Originaltitel: Przepiorka, W. (2009): Reputation and Signals of Trustworthiness in Social Interactions. ETH Zürich: ETH-Diss.-No: 18649.
Titel der Replikation: Wittgrebe, Franziska: Signaling im Labor: Eine Replikation von Przepiorkas Experiment zu Signaling in Vertrauensspielen mit asymmetrischer Information
Zentrales Ergebnis: Die Resultate der Originalstudie konnten größtenteils repliziert werden.
Abstract Original: This dissertation contributes to the research on trust and trustworthiness. Based on a rational choice approach, it explores theoretically and empirically to what extent reputation and costly signals provide the right incentives for long-term cooperative behavior in trust relations.
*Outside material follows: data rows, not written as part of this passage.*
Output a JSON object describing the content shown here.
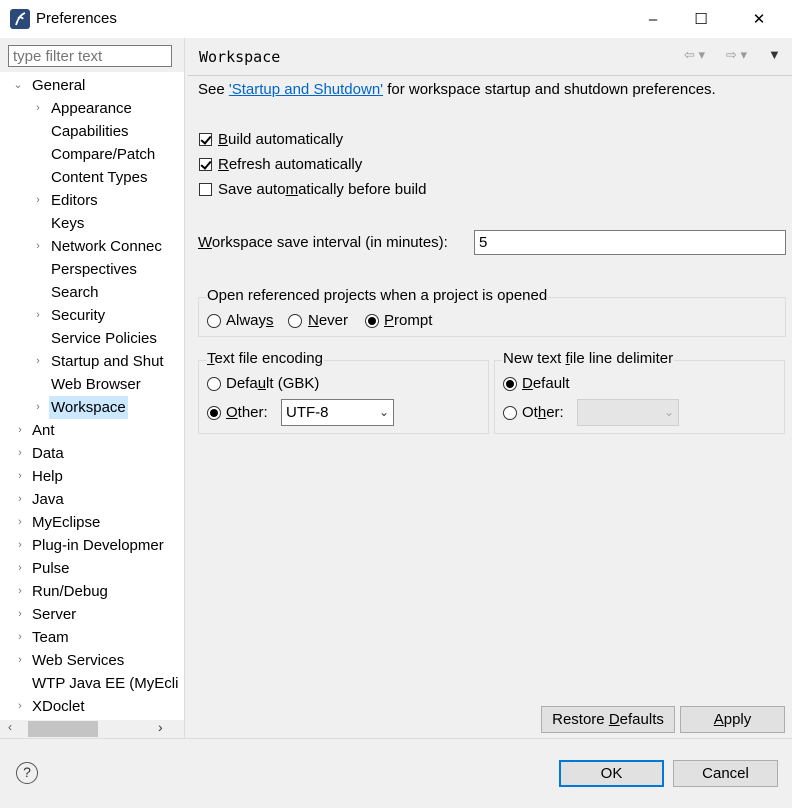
{
  "window": {
    "title": "Preferences",
    "minimize": "–",
    "maximize": "☐",
    "close": "✕"
  },
  "filter": {
    "placeholder": "type filter text"
  },
  "tree": {
    "general": "General",
    "general_children": [
      "Appearance",
      "Capabilities",
      "Compare/Patch",
      "Content Types",
      "Editors",
      "Keys",
      "Network Connec",
      "Perspectives",
      "Search",
      "Security",
      "Service Policies",
      "Startup and Shut",
      "Web Browser",
      "Workspace"
    ],
    "top_items": [
      "Ant",
      "Data",
      "Help",
      "Java",
      "MyEclipse",
      "Plug-in Developmer",
      "Pulse",
      "Run/Debug",
      "Server",
      "Team",
      "Web Services",
      "WTP Java EE (MyEcli",
      "XDoclet"
    ]
  },
  "page": {
    "title": "Workspace",
    "see_prefix": "See ",
    "see_link": "'Startup and Shutdown'",
    "see_suffix": " for workspace startup and shutdown preferences.",
    "build_auto": {
      "pre": "",
      "ul": "B",
      "post": "uild automatically",
      "checked": true
    },
    "refresh_auto": {
      "pre": "",
      "ul": "R",
      "post": "efresh automatically",
      "checked": true
    },
    "save_auto": {
      "pre": "Save auto",
      "ul": "m",
      "post": "atically before build",
      "checked": false
    },
    "interval_label_ul": "W",
    "interval_label_rest": "orkspace save interval (in minutes):",
    "interval_value": "5",
    "open_group": {
      "label": "Open referenced projects when a project is opened",
      "always_pre": "Alway",
      "always_ul": "s",
      "always_post": "",
      "never_ul": "N",
      "never_post": "ever",
      "prompt_ul": "P",
      "prompt_post": "rompt",
      "selected": "Prompt"
    },
    "encoding_group": {
      "label_ul": "T",
      "label_rest": "ext file encoding",
      "default_pre": "Defa",
      "default_ul": "u",
      "default_post": "lt (GBK)",
      "other_ul": "O",
      "other_post": "ther:",
      "other_value": "UTF-8",
      "selected": "Other"
    },
    "delimiter_group": {
      "label_pre": "New text ",
      "label_ul": "f",
      "label_post": "ile line delimiter",
      "default_ul": "D",
      "default_post": "efault",
      "other_pre": "Ot",
      "other_ul": "h",
      "other_post": "er:",
      "other_value": "",
      "selected": "Default"
    },
    "restore_pre": "Restore ",
    "restore_ul": "D",
    "restore_post": "efaults",
    "apply_ul": "A",
    "apply_post": "pply"
  },
  "footer": {
    "ok": "OK",
    "cancel": "Cancel",
    "help": "?"
  },
  "colors": {
    "selection": "#cce8ff",
    "link": "#0066cc",
    "default_button_border": "#0078d7"
  }
}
The first chapter gives an overview of the research on trust and trustworthiness, reputation, and signaling theory. While questions concerning the determinants and consequences of social trust are usually researched in surveys and macro-comparative studies, experimental approaches are used to determine the motives behind actors’ decisions in trust situations. Actors are heterogeneous in their preferences and in the constraints that shape their incentives in social interaction. This fact introduces uncertainty in actors’ decisions to form trusting relationships. Reputation and costly signals are two social mechanisms that help actors to overcome this uncertainty. Chapter 2 devises two game theoretic models comprising the trust game with mincomplete information. The idea behind the models is that trustees are heterogeneous as to their time preferences and only trustees with a sufficiently long time horizon have an incentive to behave cooperatively. Long-term trustees can afford to invest in costly signals or reputation building and thus can be distinguished from short-term types without cooperative incentives. From the two models hypotheses are derived which are tested empirically in the subsequent chapters. In a series of three laboratory experiments hypotheses derived from the signaling trust game devised in chapter 2 are tested. The first experiment (chapter 5) was conducted in Zurich (Switzerland) and Nizhny Novgorod (Russia). Results from the two countries were not significantly different. In line with theoretical predictions, long-term trustees are more cooperative and invest higher amounts in costly signals, and these higher investments increase trusters’ propensities to trust. Contrary to theoretical predictions, trusters in the experimental conditions with investment opportunity did not exhibit a higher level of trust than in the control condition.
Link: https://www.research-collection.ethz.ch/bitstream/handle/20.500.11850/22145/1/eth-798-01.pdf
Abstract Replikationsstudie: In the context of my master’s thesis I replicated a laboratory experiment which Wojtek Przepiorka (ETH Zürich) conducted for his dissertation. The aim of this work was to show that Signaling is a solution for trust games with incomplete information in reality, or at least in the lab. Therefore I accomplished 8 experimental sessions, each with 10 students, which played the trust game with incomplete information either in the role of the truster or the trustee. Trustees were either “short-term” types (playing only one game per interaction) or “long-term” types (playing on average 3 games per interaction). Because of the payoff structure and the repeated interactions, “long-term” trustees preferred to honor trust while “short- term” trustees had an incentive to abuse trust. In the 6 treatment sessions trustees had the opportunity to send a costly signal to the truster, in order to reveal their interest in the interaction. There was no such possibility in the control sessions. Differently from the original study, I conducted 3 sessions with smaller outcomes (original outcomes divided by 3), assuming that subjects could cope better with small numbers and consequently would behave more rationally.
The results are widely the same as in the original experiment. It can be shown that “long-term” trustees send higher signals than “short-term” trustees. It also appears that the probability to be trusted is higher for the sender the higher the signal was he chose to send. So Signaling seems to work for the sender as well as the receiver of the signal. Nevertheless, it cannot be proved that trusters in the control sessions trusted less than in the treatment sessions, which in theory they should. Apparently, there seems to exist a basic level of trust that cannot be explained by the theory. Additionally, there is no effect of smaller outcomes on rational behavior in the game.